The people I get to meet are another part of what makes my job so rewarding. My clients are extremely diverse and generally do not fit into a specific mold. They may come from a variety of different social and economic backgrounds, but the one thing they have in common is that they all really love their companions and want the best for them. They come to me seeking knowledge and wanting to know their options, so they know what they can do to make a difference. At first they are scared, depressed, angry, or just don't know what to expect, but really who wouldn't be?
I have the good fortune to be able to provide them with knowledge about the unknown and most of the time offer them options. Not every option may be the right one for every animal, but usually there is something I can offer. There definitely are some challenging and sad times; however, they are far outweighed by the encouraging times and the amazing people I get to meet along the way. I am lucky enough to be able to laugh and cry with my clients, stay positive when all seems negative, and help them through some very uncertain decisions. I am able to serve as a compass in unfamiliar territory, and the bonds I have formed are too deep for plain words to do justice.
This brings me to the last but surely not the least important aspect of my job . . . the patients. The easiest way to describe the majority of my patients is that they are critters who are happy and healthy overall, but have an uncontrollable bump growing on or in their body. This "bump" could be as small as a dime or as large as a softball, and can be on any part of the skin, or more often just under the skin. If a patient is referred for radiation the cancer is usually confined to just 1 or 2 locations, and has not yet progressed to the bloodstream.
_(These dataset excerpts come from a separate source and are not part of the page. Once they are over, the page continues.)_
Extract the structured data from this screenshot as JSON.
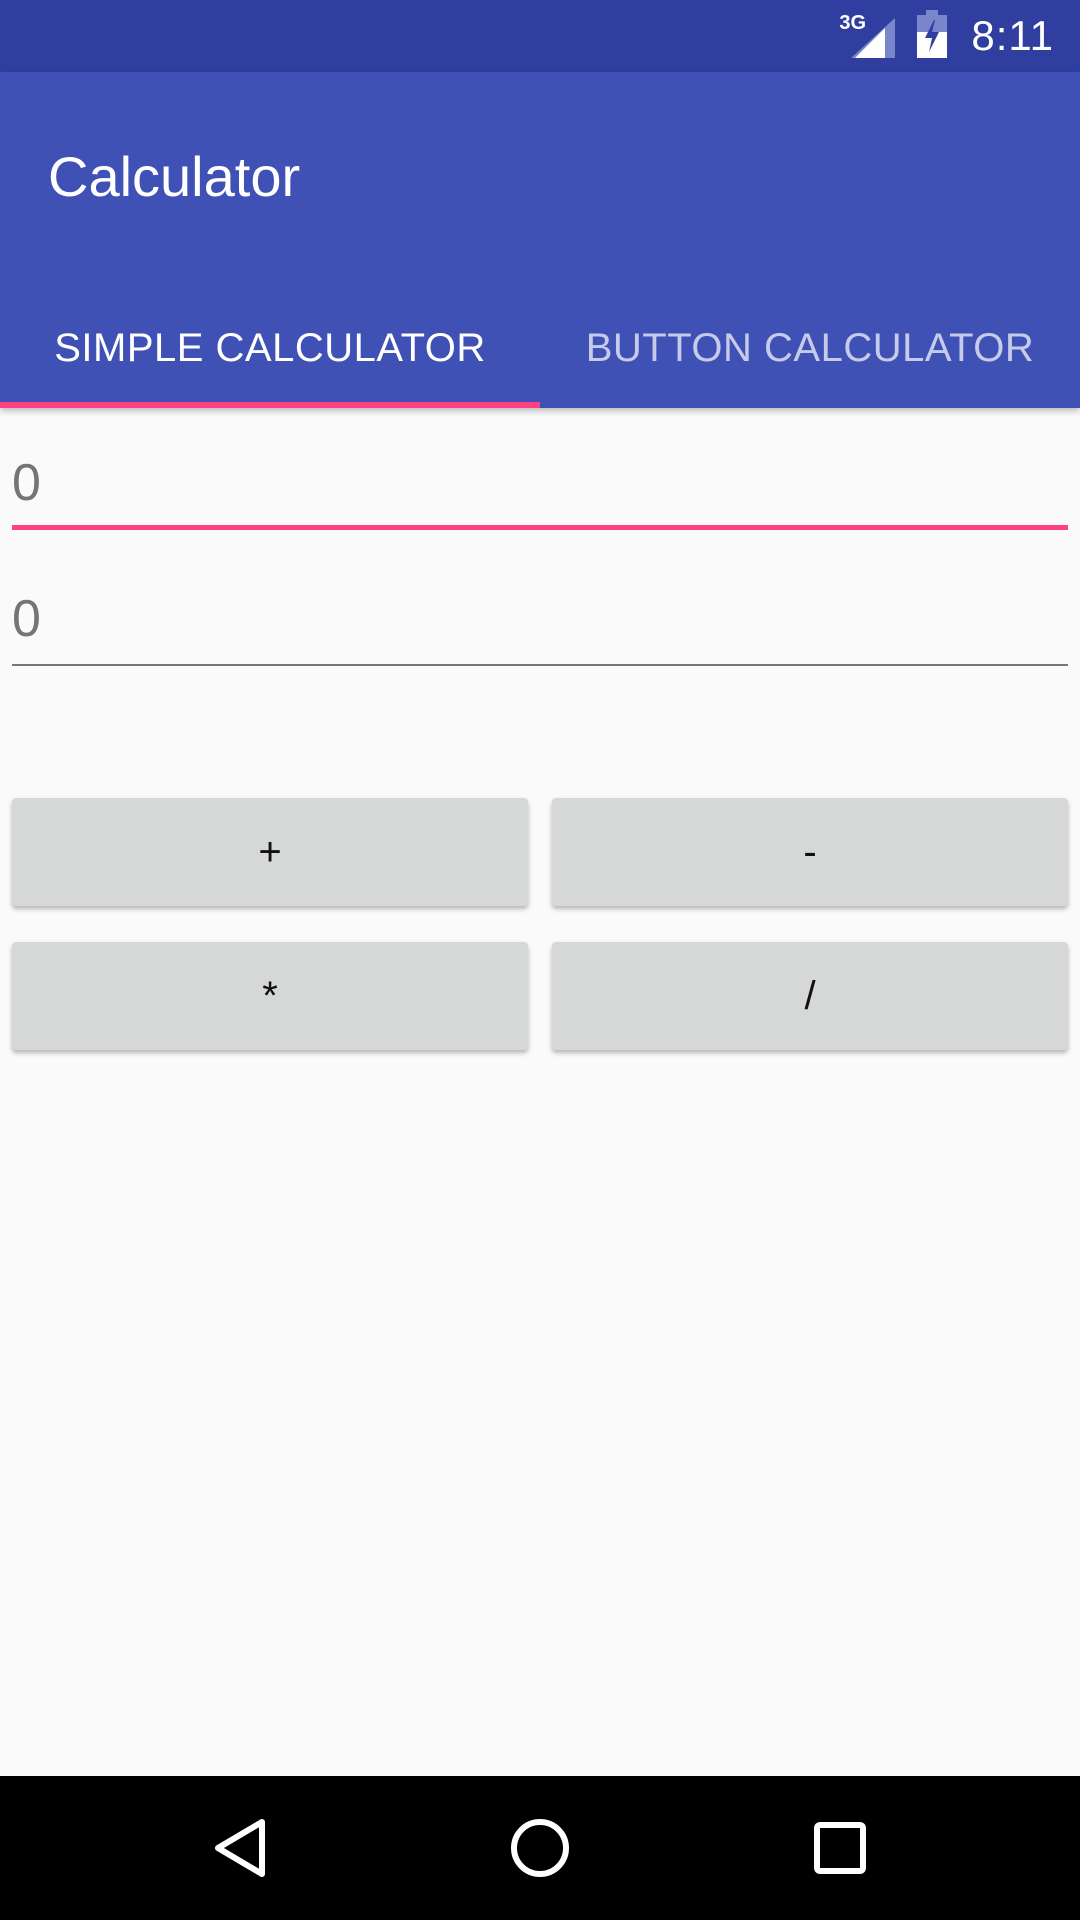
{
  "status_bar": {
    "network": "3G",
    "time": "8:11",
    "icons": [
      "signal-icon",
      "battery-charging-icon"
    ]
  },
  "app_bar": {
    "title": "Calculator",
    "colors": {
      "primary": "#3f51b5",
      "primary_dark": "#303f9f",
      "accent": "#ff4081"
    }
  },
  "tabs": [
    {
      "label": "SIMPLE CALCULATOR",
      "selected": true
    },
    {
      "label": "BUTTON CALCULATOR",
      "selected": false
    }
  ],
  "fields": {
    "first": {
      "placeholder": "0",
      "value": ""
    },
    "second": {
      "placeholder": "0",
      "value": ""
    }
  },
  "buttons": {
    "add": "+",
    "subtract": "-",
    "multiply": "*",
    "divide": "/"
  },
  "nav_bar": {
    "icons": [
      "back-icon",
      "home-icon",
      "recents-icon"
    ]
  }
}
Most of the patients I see are between 8 and 20 years of age and they consist mostly of dogs and cats, although I have treated a few rabbits, ferrets, and the occasional horse. To me they are all special and I treat them all as if they were my own. Who is to say that all of our companions are not special, but I am biased when it comes to my patients. Imagine the best dog or cat you've ever had, you've grown up with them and they've seen you through many stages in your life, or you may have even just met him, but boy are they special. There are always a few grumpy companions out there, but I like to think of them as misunderstood. I'm sure every vet out there thinks his or her patients are the best, but that's because they are what makes our jobs so rewarding.
Should you ever find yourself in the situation of your companion being diagnosed with a mass that is potentially treatable and you are seeking a specialist for information, I hope I am lucky enough to be that person. While it may only be for a couple of months or years, I hope I am able to be a part of the healing process.